Ian Bell walks back after being dismissed by Rangana Herath. (AP PHOTO)
At the end of a fourth consecutive Test defeat in Asia, all of which have come since England became the No. 1 team in Test cricket, inside four days, the team’s captain Andrew Strauss hit the nail on the head.
"In truth we made too many mistakes to win the game," he said. "We left ourselves too much to do, mainly with our batting in the first innings. In international cricket there's no room for mistakes. We had a great position in the first innings to go big but we all felt too softly. We probably didn't get the balance between attack and defence right.”
England will indeed look back at their first innings in Galle and identify it as the reason they lost this match. Having kept Sri Lanka to 318 – out of which 180 came from Mahela Jayawardene’s bat – England were bowled out for 193 to concede a 125-run lead. It proved decisive in the final result and, as Strauss lamented, it was because the batting faltered.
Alastair Cook was out for 0, missing the swing. Jonathan Trott was stumped trying to charge a full delivery from the left-arm spinner Rangana Herath. Strauss was beaten on the sweep. Kevin Pietersen was bowled on a booming drive when he didn’t cover the line. Matt Prior and Samit Patel went back when they should have been forward. Stuart Broad too was consumed on the sweep. Only Ian Bell can consider to have been bowled by a peach of delivery. With their predetermined sweeps and misjudgments in playing back, England were fodder for Herath. It was muddled batting from England’s batsmen, who didn’t’ appear to have learned how to play spin since the 3-0 blanking by Pakistan in the UAE.
Of the 20 England wickets to fall, 18 were against spin; 12 of those to Herath who took ten or more for the first time in a 36-Test career. Of those 18 dismissals to the slow-turning stuff, five were the result of poor sweep shots. The sweep shot is a premeditated shot, but England’s batsmen were guilty of not reading the spinners’ lengths. In the first innings, with Herath spinning the ball from the rough outside off stump, Strauss’ attempt to sweep a full delivery was injudicious. Ditto for Broad.
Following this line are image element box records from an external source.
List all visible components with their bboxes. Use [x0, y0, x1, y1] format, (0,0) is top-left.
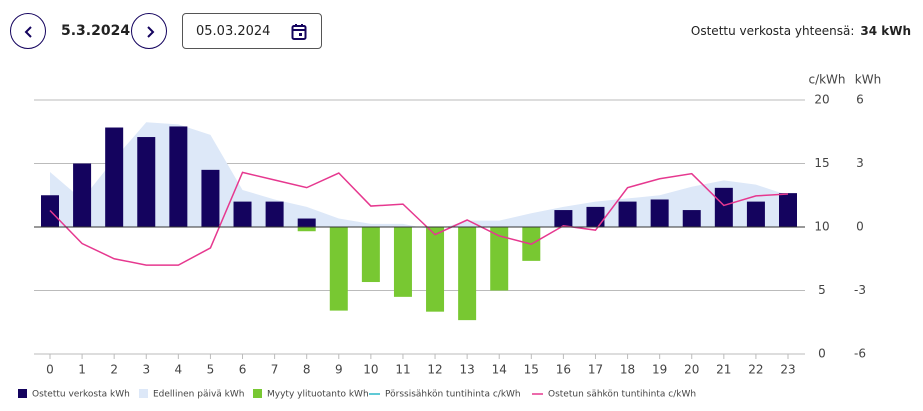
next-button[interactable] — [131, 13, 167, 49]
total-value: 34 kWh — [860, 24, 911, 38]
y-tick-label: 15 — [814, 156, 829, 170]
legend-label: Ostettu verkosta kWh — [32, 390, 130, 400]
y-tick-label: 20 — [814, 93, 829, 107]
y-tick-label: 0 — [818, 347, 826, 361]
bar — [586, 206, 605, 227]
legend-swatch — [139, 389, 148, 398]
x-tick-label: 19 — [652, 363, 667, 377]
bar — [618, 201, 637, 227]
y-tick-label: 5 — [818, 283, 826, 297]
y2-axis-label: kWh — [855, 73, 881, 87]
y-axis-label: c/kWh — [808, 73, 845, 87]
bar — [201, 169, 220, 227]
bar — [714, 187, 733, 227]
bar — [746, 201, 765, 227]
x-tick-label: 1 — [78, 363, 86, 377]
prev-button[interactable] — [10, 13, 46, 49]
date: 5.3.2024 — [61, 23, 131, 39]
legend-label: Edellinen päivä kWh — [153, 390, 245, 400]
x-tick-label: 3 — [142, 363, 150, 377]
x-tick-label: 20 — [684, 363, 699, 377]
line — [49, 171, 789, 266]
bar — [426, 227, 445, 312]
bar — [265, 201, 284, 227]
total-label: Ostettu verkosta yhteensä: — [690, 24, 855, 38]
bar — [490, 227, 509, 291]
x-tick-label: 5 — [207, 363, 215, 377]
bar — [169, 126, 188, 227]
bar — [393, 227, 412, 297]
legend-label: Ostetun sähkön tuntihinta c/kWh — [548, 390, 696, 400]
x-tick-label: 10 — [363, 363, 378, 377]
total: Ostettu verkosta yhteensä: 34 kWh — [691, 24, 911, 38]
date-input[interactable]: 05.03.2024 — [182, 13, 322, 49]
y-tick-label: 10 — [814, 220, 829, 234]
x-tick-label: 15 — [524, 363, 539, 377]
x-tick-label: 16 — [556, 363, 571, 377]
y2-tick-label: -3 — [854, 283, 866, 297]
bar — [297, 218, 316, 227]
x-tick-label: 4 — [175, 363, 183, 377]
x-tick-label: 0 — [46, 363, 54, 377]
x-tick-label: 14 — [492, 363, 507, 377]
bar — [458, 227, 477, 321]
y2-tick-label: 0 — [856, 220, 864, 234]
bar — [137, 137, 156, 227]
bar — [650, 199, 669, 227]
bar — [233, 201, 252, 227]
x-tick-label: 22 — [748, 363, 763, 377]
x-tick-label: 6 — [239, 363, 247, 377]
y2-tick-label: 6 — [856, 93, 864, 107]
bar — [329, 227, 348, 311]
bar — [682, 210, 701, 227]
y2-tick-label: -6 — [854, 347, 866, 361]
legend-swatch — [253, 389, 262, 398]
bar — [297, 227, 316, 232]
x-tick-label: 23 — [780, 363, 795, 377]
x-tick-label: 17 — [588, 363, 603, 377]
legend-swatch — [18, 389, 27, 398]
x-tick-label: 8 — [303, 363, 311, 377]
header: 5.3.2024 05.03.2024 Ostettu verkosta yht… — [0, 0, 923, 60]
x-tick-label: 2 — [110, 363, 118, 377]
bar — [779, 193, 797, 227]
x-tick-label: 13 — [459, 363, 474, 377]
bar — [73, 163, 92, 227]
date-input-text: 05.03.2024 — [196, 24, 271, 39]
y2-tick-label: 3 — [856, 156, 864, 170]
bar — [105, 127, 124, 227]
x-tick-label: 18 — [620, 363, 635, 377]
x-tick-label: 21 — [716, 363, 731, 377]
x-tick-label: 11 — [395, 363, 410, 377]
legend-label: Pörssisähkön tuntihinta c/kWh — [385, 390, 521, 400]
bar — [554, 210, 573, 227]
x-tick-label: 7 — [271, 363, 279, 377]
x-tick-label: 12 — [427, 363, 442, 377]
bar — [361, 227, 380, 283]
legend-label: Myyty ylituotanto kWh — [267, 390, 369, 400]
x-tick-label: 9 — [335, 363, 343, 377]
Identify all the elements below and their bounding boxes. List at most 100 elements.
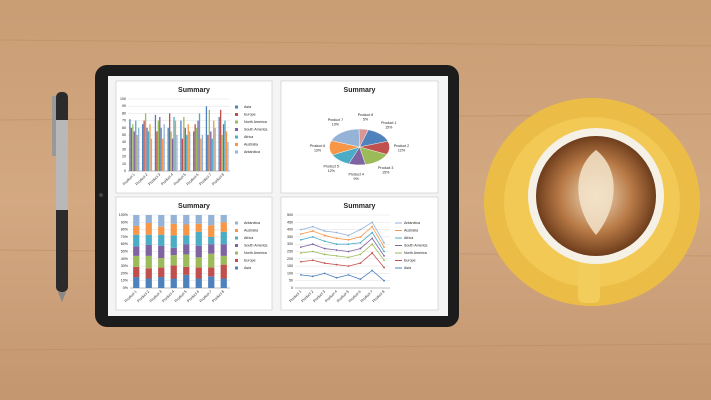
pen — [52, 92, 68, 302]
bar-segment — [220, 231, 227, 245]
point — [300, 273, 302, 276]
y-tick-label: 0% — [123, 286, 129, 290]
bar — [156, 131, 158, 171]
point — [383, 250, 385, 253]
bar — [149, 124, 151, 171]
bar-segment — [170, 278, 177, 288]
chart-panel — [280, 196, 439, 311]
legend-label: North America — [244, 120, 267, 124]
y-tick-label: 80% — [121, 228, 129, 232]
legend-key — [235, 105, 238, 109]
point — [300, 246, 302, 249]
chart-title: Summary — [178, 87, 210, 94]
pie-value-label: 12% — [398, 148, 406, 152]
bar-segment — [195, 267, 202, 279]
y-tick-label: 70 — [122, 119, 126, 123]
bar-segment — [158, 277, 165, 288]
bar — [168, 113, 171, 171]
legend-label: Australia — [404, 228, 418, 232]
bar — [170, 131, 172, 171]
bar-segment — [133, 234, 140, 247]
bar — [201, 135, 204, 171]
bar — [197, 120, 199, 171]
point — [323, 240, 326, 243]
legend-label: Asia — [244, 105, 251, 109]
pie-label: Product 4 — [348, 172, 363, 176]
line — [300, 269, 385, 282]
y-tick-label: 20 — [122, 155, 126, 159]
bar — [142, 124, 144, 171]
point — [359, 236, 362, 238]
pie-label: Product 1 — [381, 121, 396, 125]
point — [359, 247, 362, 250]
bar-segment — [133, 266, 140, 278]
bar-segment — [170, 215, 177, 224]
bar — [200, 138, 202, 171]
y-tick-label: 40 — [122, 140, 126, 144]
bar — [184, 127, 186, 171]
point — [311, 230, 314, 232]
point — [300, 238, 302, 241]
bar — [207, 135, 209, 171]
bar-segment — [133, 277, 140, 288]
legend-label: Africa — [244, 236, 253, 240]
point — [311, 236, 314, 238]
bar-segment — [170, 247, 177, 256]
bar-segment — [195, 215, 202, 224]
legend-key — [235, 221, 238, 225]
y-tick-label: 30 — [122, 147, 126, 151]
bar-segment — [208, 253, 215, 268]
bar-segment — [220, 255, 227, 265]
line — [300, 231, 385, 252]
bar — [176, 135, 178, 171]
bar — [154, 114, 157, 171]
bar — [143, 120, 145, 171]
coffee-cup — [484, 98, 700, 306]
point — [359, 278, 362, 281]
point — [371, 231, 374, 234]
bar-segment — [170, 265, 177, 279]
bar — [186, 135, 188, 171]
y-tick-label: 10 — [122, 162, 126, 166]
y-tick-label: 100 — [287, 271, 293, 275]
y-tick-label: 80 — [122, 111, 126, 115]
bar — [221, 135, 223, 171]
legend-key — [235, 236, 238, 240]
legend-key — [235, 244, 238, 247]
legend-label: Asia — [244, 266, 251, 270]
y-tick-label: 10% — [121, 279, 129, 283]
bar — [146, 127, 148, 171]
y-tick-label: 70% — [121, 235, 129, 239]
point — [383, 266, 385, 269]
pie-label: Product 6 — [310, 144, 325, 148]
y-tick-label: 350 — [287, 235, 293, 239]
y-tick-label: 300 — [287, 242, 293, 246]
pie-slice — [358, 128, 369, 148]
point — [311, 225, 314, 228]
pie-label: Product 5 — [323, 165, 338, 169]
bar — [133, 131, 135, 171]
line — [300, 237, 385, 257]
bar — [194, 124, 196, 171]
bar-segment — [208, 215, 215, 226]
point — [347, 265, 350, 267]
y-tick-label: 150 — [287, 264, 293, 268]
bar-segment — [133, 225, 140, 235]
point — [359, 253, 362, 256]
y-tick-label: 200 — [287, 257, 293, 261]
legend-label: Africa — [244, 135, 253, 139]
point — [300, 252, 302, 254]
bar — [205, 106, 208, 171]
y-tick-label: 60% — [121, 242, 129, 246]
legend-label: Europe — [244, 258, 256, 262]
legend-label: Antarctica — [244, 150, 260, 154]
bar — [135, 120, 137, 171]
point — [371, 243, 374, 246]
point — [311, 275, 314, 278]
bar — [193, 131, 195, 171]
bar-segment — [183, 266, 190, 275]
pie-value-label: 15% — [382, 170, 390, 174]
bar — [150, 138, 153, 171]
legend-label: Europe — [404, 258, 416, 262]
bar — [213, 120, 215, 171]
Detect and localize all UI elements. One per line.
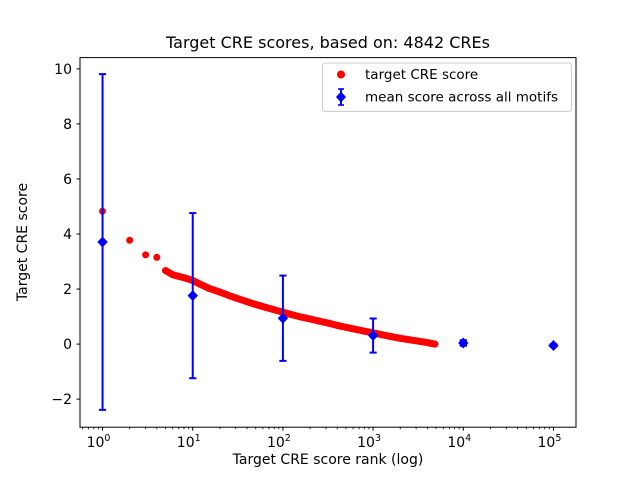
red-data-point bbox=[297, 313, 305, 321]
legend: target CRE score mean score across all m… bbox=[322, 62, 572, 112]
y-tick-label: 8 bbox=[63, 117, 72, 133]
red-data-point bbox=[378, 331, 386, 339]
x-tick-label: 102 bbox=[267, 433, 291, 451]
red-data-point bbox=[243, 298, 251, 306]
mean-diamond-marker bbox=[367, 330, 379, 342]
errorbar-point bbox=[458, 337, 469, 349]
red-data-point bbox=[360, 327, 368, 335]
errorbar-point bbox=[277, 274, 289, 362]
legend-blue-diamond-errorbar-icon bbox=[336, 88, 346, 106]
y-tick-label: 6 bbox=[63, 172, 72, 188]
red-data-point bbox=[306, 315, 314, 323]
red-data-point bbox=[252, 301, 260, 308]
y-tick-label: 2 bbox=[63, 282, 72, 298]
x-tick-label: 104 bbox=[447, 433, 471, 451]
legend-box bbox=[322, 62, 572, 112]
errorbar-point bbox=[367, 317, 379, 354]
red-data-point bbox=[288, 311, 296, 319]
red-data-point bbox=[232, 294, 240, 302]
chart-title: Target CRE scores, based on: 4842 CREs bbox=[165, 33, 490, 52]
red-data-point bbox=[405, 336, 413, 344]
red-data-point bbox=[216, 288, 224, 296]
errorbar-point bbox=[97, 73, 108, 411]
red-data-point bbox=[388, 333, 395, 341]
mean-diamond-marker bbox=[548, 339, 559, 351]
red-data-point bbox=[333, 321, 341, 329]
plot-area-border bbox=[79, 57, 577, 428]
legend-label-mean-score: mean score across all motifs bbox=[365, 90, 558, 106]
red-data-point bbox=[162, 267, 170, 275]
x-tick-label: 105 bbox=[538, 433, 562, 451]
red-data-point bbox=[315, 317, 323, 325]
red-data-point bbox=[153, 253, 161, 261]
red-dot-band bbox=[162, 267, 439, 348]
mean-diamond-marker bbox=[97, 236, 108, 248]
axis-ticks: −2 0 2 4 6 8 10 100 101 102 103 104 105 bbox=[51, 62, 561, 451]
y-tick-label: −2 bbox=[51, 392, 72, 408]
red-data-point bbox=[342, 323, 350, 331]
x-tick-label: 103 bbox=[357, 433, 381, 451]
x-tick-label: 101 bbox=[177, 433, 201, 451]
red-data-point bbox=[262, 304, 270, 311]
y-tick-label: 4 bbox=[63, 227, 72, 243]
red-data-point bbox=[431, 340, 439, 348]
y-tick-label: 0 bbox=[63, 337, 72, 353]
x-axis-label: Target CRE score rank (log) bbox=[232, 452, 424, 468]
errorbar-point bbox=[187, 212, 198, 380]
red-data-point bbox=[142, 251, 150, 259]
red-data-point bbox=[205, 284, 213, 292]
blue-errorbar-series bbox=[97, 73, 559, 411]
mean-diamond-marker bbox=[187, 290, 198, 302]
red-data-point bbox=[126, 236, 134, 244]
legend-label-target-score: target CRE score bbox=[365, 67, 478, 83]
red-data-point bbox=[270, 306, 278, 314]
mean-diamond-marker bbox=[277, 312, 289, 324]
mean-diamond-marker bbox=[458, 337, 469, 349]
y-tick-label: 10 bbox=[54, 62, 72, 78]
x-tick-label: 100 bbox=[87, 433, 111, 451]
red-data-point bbox=[419, 338, 427, 346]
red-data-point bbox=[196, 280, 204, 288]
red-data-point bbox=[412, 337, 420, 345]
errorbar-point bbox=[548, 339, 559, 351]
red-data-point bbox=[425, 339, 433, 347]
red-data-point bbox=[351, 325, 359, 333]
red-scatter-series bbox=[99, 207, 439, 348]
red-data-point bbox=[225, 291, 233, 299]
red-data-point bbox=[396, 334, 404, 342]
red-data-point bbox=[169, 271, 177, 279]
y-axis-label: Target CRE score bbox=[15, 183, 31, 302]
legend-red-circle-icon bbox=[337, 70, 345, 79]
red-data-point bbox=[325, 319, 332, 327]
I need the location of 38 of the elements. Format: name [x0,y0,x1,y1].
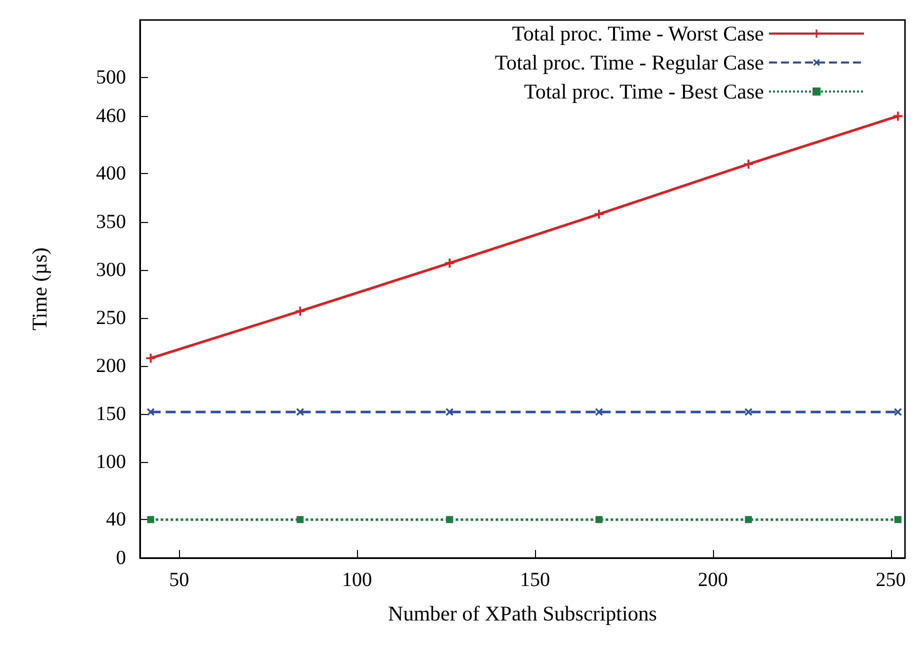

In the second innings, Bell and Prior were out sweeping, Strauss and Pietersen skipped out only to chip to midwicket, and Patel held at cover. Trott’s century and Prior’s 41 aside, there was nothing to mention. England’s batting line-up, as in the UAE, failed to pull its weight.
In this Test, Cook scored fewer runs than Sri Lanka’s new-ball bowler and No.1 batsman Chanaka Welegedara, who scored the same runs as Pietersen did. Welegedara’s bowling partner and No. 11 batsman Suranga Lakmal scored more runs in one innings than Patel – on debut – did in two. England have much to address going into the second Test, or else this tour threatens to end up like the trip to the UAE.
For Sri Lanka, the Man of the Match was Herath and few would have disputed that fact, though Mahela Jayawardene’s silken 180 in the first innings proved equally instrumental in this win. Sri Lanka have struggled to find a match-winning bowler since the retirement of Muttiah Muralitharan and Herath, after a dip in form, is showing plenty of promise. Though not a sharp turner of the ball, he plugs away and makes up for what he lacks in bite with accuracy and perseverance. After a Man-of-the-Match performance in Sri Lanka’s first Test win in South Africa at the end of last year, Herath has picked up a career-best haul in Galle. The signs are encouraging for Sri Lanka.